Comment 11 Peter Hutterer 2009-09-20 23:42:52 UTC
do you have 2 machines or just one? if you have two, just ssh in, run sudo /usr/bin/Xorg and from a second ssh session simply whatever desktop environment you usually use (e.g. "DISPLAY=:0 gnome-session").

chmod -s /usr/bin/Xorg removes the suid sticky bit so you can run it under valgrind.

Comment 12 wanderer 2009-09-21 06:24:42 UTC
I have two machines I can use for this purpose, at least - otherwise I probably wouldn't have been able to get the GDB logs.

I'm hesitant to invoke Xorg directly like that, since doing so omits all of the setup steps which startx carries out, and - now that I've just spent a while reading startx - Debian's version of that script does seem to do important things which there wouldn't be much point in doing by hand.
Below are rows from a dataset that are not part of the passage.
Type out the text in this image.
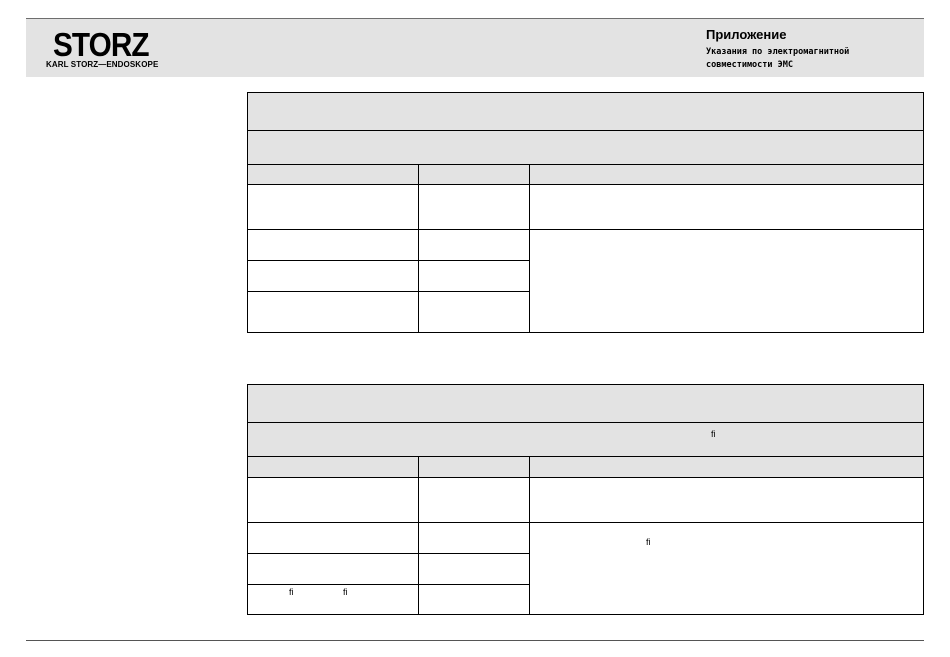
STORZ
KARL STORZ—ENDOSKOPE
Приложение
Указания по электромагнитной
совместимости ЭМС
ﬁ
ﬁ	ﬁ
ﬁ
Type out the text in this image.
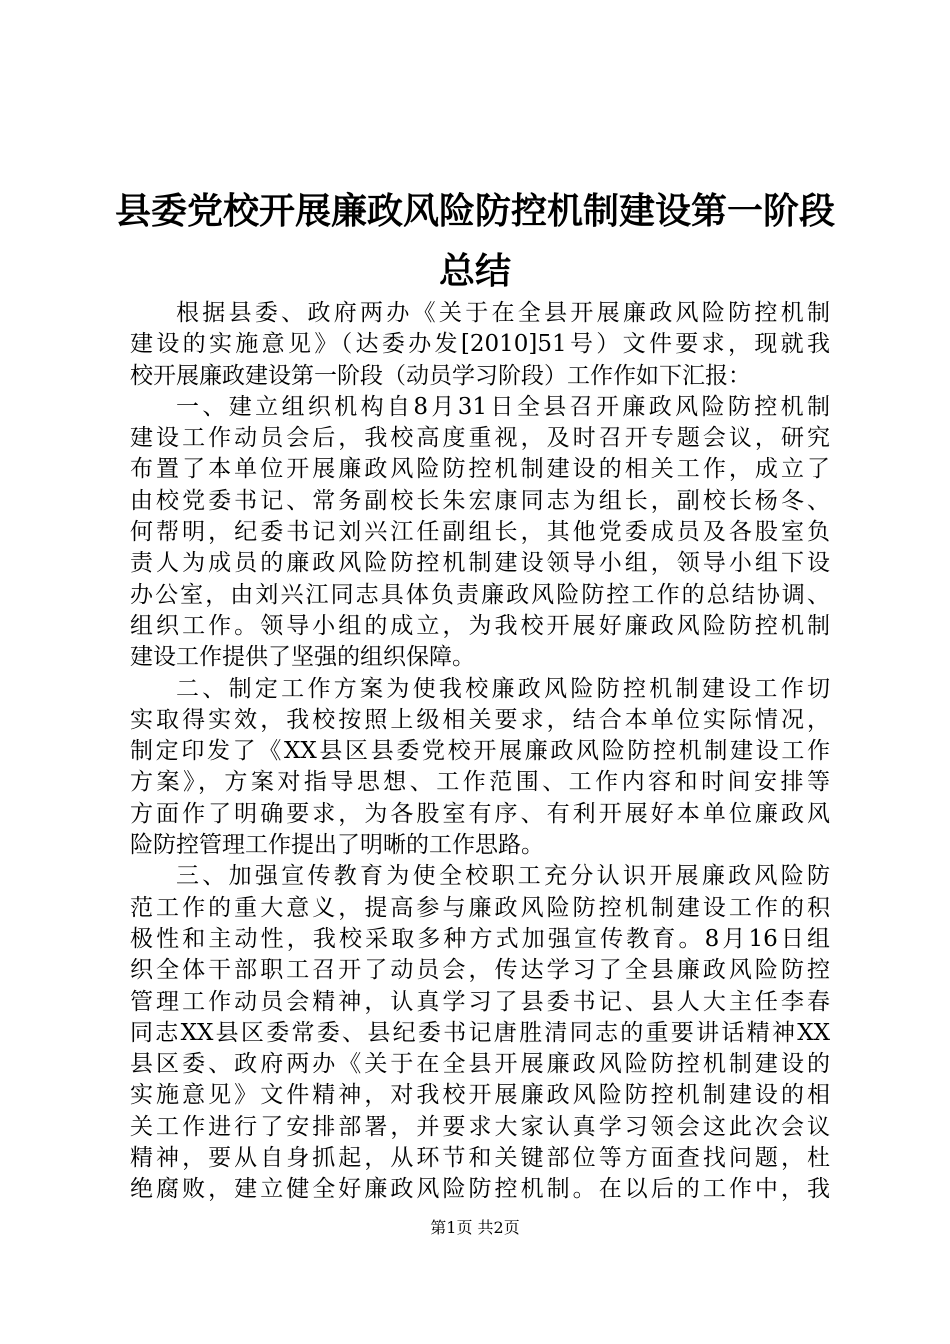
县委党校开展廉政风险防控机制建设第一阶段
总结
根据县委、政府两办《关于在全县开展廉政风险防控机制
建设的实施意见》（达委办发[2010]51号）文件要求，现就我
校开展廉政建设第一阶段（动员学习阶段）工作作如下汇报：
一、建立组织机构自8月31日全县召开廉政风险防控机制
建设工作动员会后，我校高度重视，及时召开专题会议，研究
布置了本单位开展廉政风险防控机制建设的相关工作，成立了
由校党委书记、常务副校长朱宏康同志为组长，副校长杨冬、
何帮明，纪委书记刘兴江任副组长，其他党委成员及各股室负
责人为成员的廉政风险防控机制建设领导小组，领导小组下设
办公室，由刘兴江同志具体负责廉政风险防控工作的总结协调、
组织工作。领导小组的成立，为我校开展好廉政风险防控机制
建设工作提供了坚强的组织保障。
二、制定工作方案为使我校廉政风险防控机制建设工作切
实取得实效，我校按照上级相关要求，结合本单位实际情况，
制定印发了《XX县区县委党校开展廉政风险防控机制建设工作
方案》，方案对指导思想、工作范围、工作内容和时间安排等
方面作了明确要求，为各股室有序、有利开展好本单位廉政风
险防控管理工作提出了明晰的工作思路。
三、加强宣传教育为使全校职工充分认识开展廉政风险防
范工作的重大意义，提高参与廉政风险防控机制建设工作的积
极性和主动性，我校采取多种方式加强宣传教育。8月16日组
织全体干部职工召开了动员会，传达学习了全县廉政风险防控
管理工作动员会精神，认真学习了县委书记、县人大主任李春
同志XX县区委常委、县纪委书记唐胜清同志的重要讲话精神XX
县区委、政府两办《关于在全县开展廉政风险防控机制建设的
实施意见》文件精神，对我校开展廉政风险防控机制建设的相
关工作进行了安排部署，并要求大家认真学习领会这此次会议
精神，要从自身抓起，从环节和关键部位等方面查找问题，杜
绝腐败，建立健全好廉政风险防控机制。在以后的工作中，我
第1页 共2页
Not to mention, /usr/bin/Xorg doesn't have suid/sgid; it's /usr/bin/X and /usr/bin/X11/X which have that, and those are identical 7K binaries which look like wrappers to me, but one of them is what is actually being invoked by startx via the xserverrc - and I'm hesitant to either cut it out of the loop (by invoking /usr/bin/Xorg directly) when I don't know what it does or remove suid/sgid from it (which, yes, I did already know how to do) when I don't know why it needs them. Could you perhaps shed light on either point?

(Also, I consider sudo a bad idea, and so don't have it installed. If it would allow running a command so that it gets root permissions but in all other respects has my normal user's environment, instead of running the command entirely as root the way 'su -c' does, then this might be a legitimate use case for it - but AFAICT from reading the man page it doesn't seem to do that.)